Darlene served with Ashoka, the world’s largest association of social entrepreneurs for nearly ten years where she built the organization’s fundraising system (raising over $30 million per year) and led Ashoka’s presence in the Silicon Valley launching major partnerships with companies such as Google, LinkedIn and Facebook. In addition, she helped launch Ashoka’s StartEmpathy initiative which has scaled to over 30 countries ensuring young children grow up learning empathy and changemaking as core skills for the 21st century.
Prior to that, Darlene spent over a decade working in Vietnam, Myanmar, Indonesia, East Asia and the US on educational and economic programs that empowered youth and helped bring developing nations into the global economy.
She received her bachelor’s degree in History from Stanford University and her master’s degree in International Affairs from Johns Hopkins SAIS. She was a Fellow with Japan-US Community Education and Exchange and a graduate of Singularity University. She holds a patent and regularly speaks around the world and publishes on the topic of technology, innovation, and social change.
Leaders and policymakers around the world are questioning how to best guide their societies in a world of rapid technological change. While it may seem the world is becoming more and more unpredictable, this is not necessarily the case – it is simply operating by a new set of rules. In fact, those who understand the new rules are doing really well. This workshop explains the new rules of how a digital world behaves and offers a checklist of topics for leaders to consider going forward. It includes time for leaders to work together to map out what a healthy digital society looks like, how to design a nation for constant disruption, business and economic models for a demonetizing society and more.

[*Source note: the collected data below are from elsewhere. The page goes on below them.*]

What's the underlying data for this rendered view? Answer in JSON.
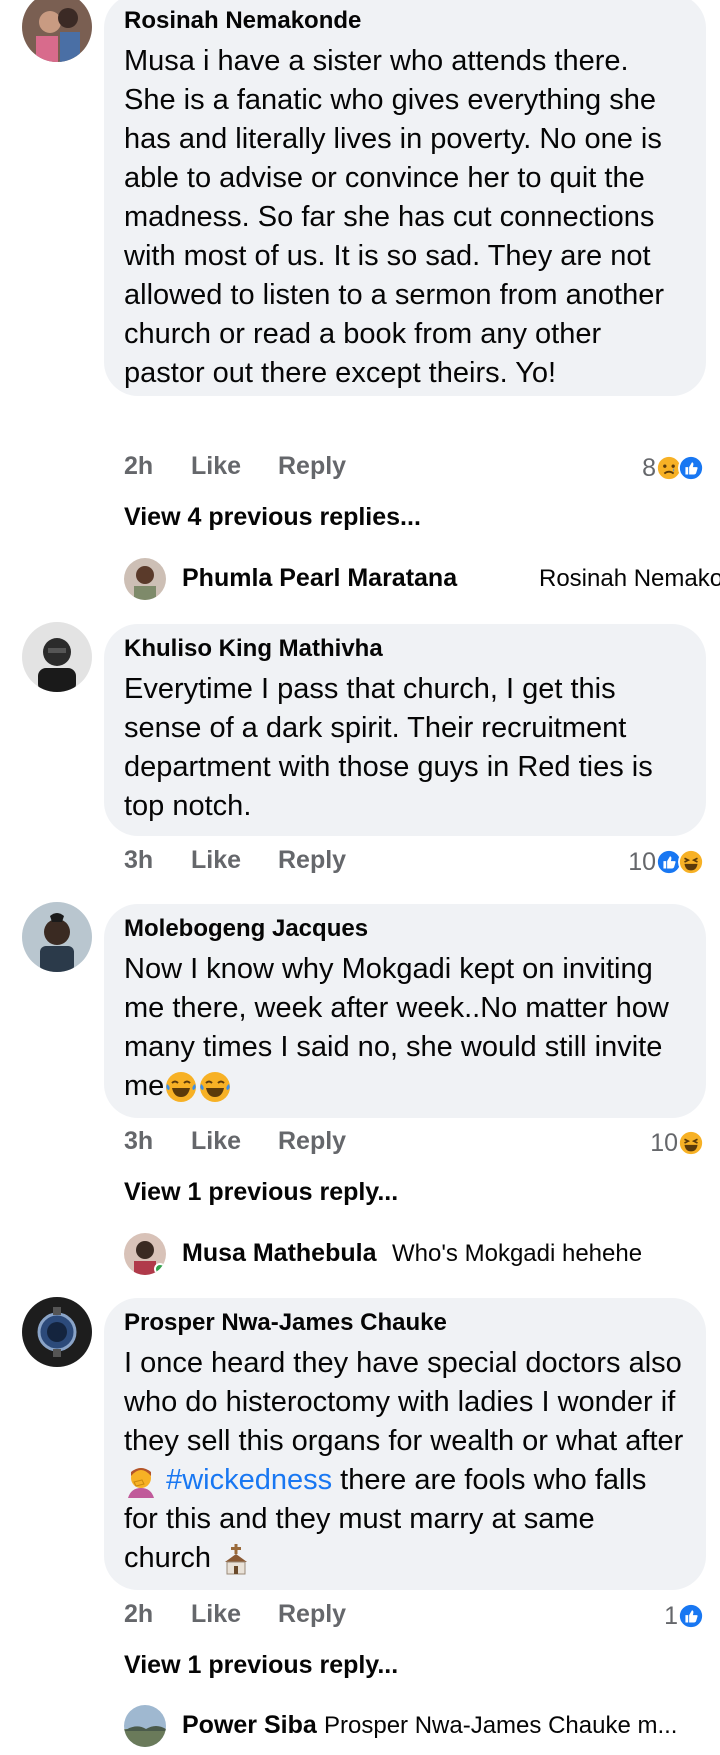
{
  "comments": [
    {
      "author": "Rosinah Nemakonde",
      "text": "Musa i have a sister who attends there. She is a fanatic who gives everything she has and literally lives in poverty.  No one is able to advise or convince her to quit the madness. So far she has cut connections with most of us. It is so sad. They are not allowed to listen to a sermon from another church or read a book from any other pastor out there except theirs. Yo!",
      "time": "2h",
      "like_label": "Like",
      "reply_label": "Reply",
      "reaction_count": "8",
      "reactions": [
        "sad",
        "like"
      ],
      "view_more": "View 4 previous replies...",
      "reply_preview": {
        "author": "Phumla Pearl Maratana",
        "text": "Rosinah Nemakon..."
      }
    },
    {
      "author": "Khuliso King Mathivha",
      "text": "Everytime I pass that church, I get this sense of a dark spirit. Their recruitment department with those guys in Red ties is top notch.",
      "time": "3h",
      "like_label": "Like",
      "reply_label": "Reply",
      "reaction_count": "10",
      "reactions": [
        "like",
        "haha"
      ]
    },
    {
      "author": "Molebogeng Jacques",
      "text_before": "Now I know why Mokgadi kept on inviting me there, week after week..No matter how many times I said no, she would still invite me",
      "time": "3h",
      "like_label": "Like",
      "reply_label": "Reply",
      "reaction_count": "10",
      "reactions": [
        "haha"
      ],
      "view_more": "View 1 previous reply...",
      "reply_preview": {
        "author": "Musa Mathebula",
        "text": "Who's Mokgadi hehehe"
      }
    },
    {
      "author": "Prosper Nwa-James Chauke",
      "text_part1": "I once heard they have special doctors also who do histeroctomy with ladies I wonder if they sell this organs for wealth or what after",
      "hashtag": "#wickedness",
      "text_part2": "there are fools who falls for this and they must marry at same church",
      "time": "2h",
      "like_label": "Like",
      "reply_label": "Reply",
      "reaction_count": "1",
      "reactions": [
        "like"
      ],
      "view_more": "View 1 previous reply...",
      "reply_preview": {
        "author": "Power Siba",
        "text": "Prosper Nwa-James Chauke m..."
      }
    }
  ],
  "colors": {
    "bubble": "#f0f2f5",
    "muted": "#65676b",
    "link": "#1877f2",
    "like": "#1877f2",
    "emoji": "#f7b125"
  }
}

Our world currently encourages innovators to build new products and services, mainly within existing industries and in an incremental fashion. However exponential technologies, with their dramatic ability to scale and increase in sophistication while falling in cost, creates the opportunity to also work at the industry level – launching new industries or transforming existing ones. This talk shares key insights on how to launch an industry through a process of technological forecasting, roadmapping of market applications, building a regulatory environment, and creating and sharing a vision for the public and key stakeholders. It also touches on how innovators can make the best decisions, carry out their work and stay motivated when others might believe their idea is too early or too difficult.
Can exponential technologies solve our world’s biggest social challenges?
This talk provides an introduction to Singularity University, how we think, and why we believe exponential technologies have a distinct advantage is creating social impact due to their price performance curve and democratizing nature. We will explore how innovators around the world are using exponential technologies to revolutionize industries critical to humanity such as food and agriculture, health, education, housing and more creating both business and impact opportunities in the process.